“CBDCs threaten fundamental freedoms”
Regulators want to sell us the image that digital currencies linked to central banks will empower citizens, but at 11Onze we have long warned that the reality seems to be moving in the opposite direction. A Washington DC-based think tank has just published a report warning that CBDCs pose a threat to our fundamental freedoms.
Projects to introduce central bank-issued digital currencies (CBDCs) are spreading across the global banking sector. Unlike cryptocurrencies such as Bitcoin, CBDCs are not decentralised but are controlled by the central bank of the issuing country. These digital currencies will be subject to the same regulations as traditional currencies and are intended to consolidate government control over payment systems, now threatened by the rise of cryptocurrencies.
Proponents of CBDCs argue that they would improve the efficiency and security of financial transactions, reducing transaction costs for businesses and consumers compared to fiat money. On the other hand, they argue that they could help reduce the shadow economy, since they would be less anonymous than cryptocurrencies and, unlike cash, are fully controllable by the state. Moreover, they say, they would foster greater financial inclusion, allowing easier and safer access to banking products.

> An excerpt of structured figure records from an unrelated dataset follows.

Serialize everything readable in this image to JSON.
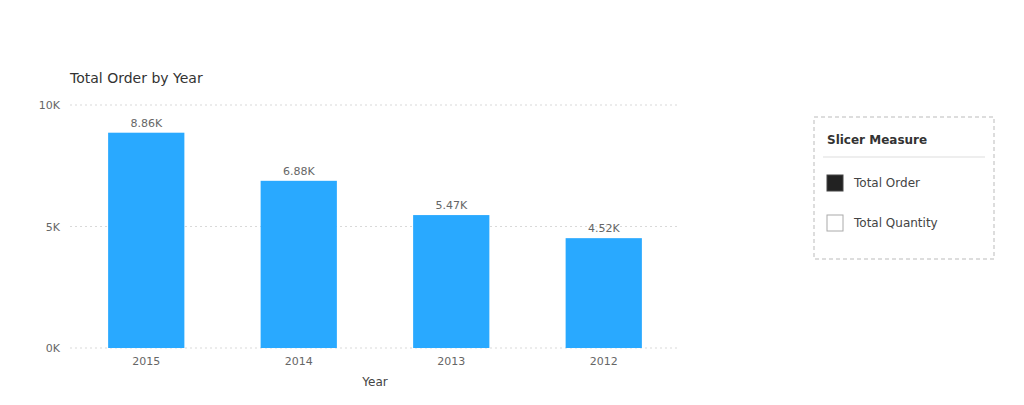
{
  "chart_data": {
    "type": "bar",
    "title": "Total Order by Year",
    "x_label": "Year",
    "categories": [
      "2015",
      "2014",
      "2013",
      "2012"
    ],
    "values": [
      8860,
      6880,
      5470,
      4520
    ],
    "value_labels": [
      "8.86K",
      "6.88K",
      "5.47K",
      "4.52K"
    ],
    "data_labels": true,
    "color": "#29a9ff",
    "ylim": [
      0,
      10000
    ],
    "yticks": [
      {
        "value": 0,
        "label": "0K"
      },
      {
        "value": 5000,
        "label": "5K"
      },
      {
        "value": 10000,
        "label": "10K"
      }
    ],
    "grid": true,
    "slicer": {
      "title": "Slicer Measure",
      "items": [
        "Total Order",
        "Total Quantity"
      ],
      "checked": [
        true,
        false
      ]
    }
  }
}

In this context, a recently published report by the Cato Institute, a Washington DC-based think tank, analyses the risks of central bank-issued digital currencies and concludes that “CBDCs threaten fundamental freedoms”, as “many of the potential benefits touted by their advocates do not stand up to scrutiny” and that the US Congress should oppose any government plan to issue a CBDC.
Destabilising the free market, more control and less privacy
According to the Cato Institute study, the main arguments against the development of a CBDC issued by the US government include fears about its ability to track and control the citizenry, cybersecurity and the potential destabilisation of the free market. Specifically, the government would have unprecedented control over the economy and our money.
The Washington DC-based think tank’s expert analysts point out that supporters of CBDCs who argue that they would improve financial inclusion ignore the innovations that are already taking place in the private sector, as well as what Americans who are not part of the current banking ecosystem really want. A segment of the population that in surveys says is not interested in having a bank account because it doesn’t have enough money, because it wants to protect its privacy, or because it distrusts banks in general. Concerns for which a CBDC would not represent a solution, but rather the opposite.
Moreover, while they recognise that faster settlement of the payment system in the US is a laudable cause, a CBDC would not bring a unique or even additional benefit compared to existing developments in the private sector. Still, it would pose a substantial threat to the privacy and financial freedom of citizens, which has already been eroded for decades.
The institute wants to make clear that “laws designed to fight terrorism, prevent money laundering and collect taxes provide the government with the ability to conduct unchecked surveillance of financial information”, but the introduction of a CBDC could mean the end of what little protection citizens still have left, “as it would give the federal government complete visibility into all financial transactions by establishing a direct link between the government and the financial activity of every citizen”.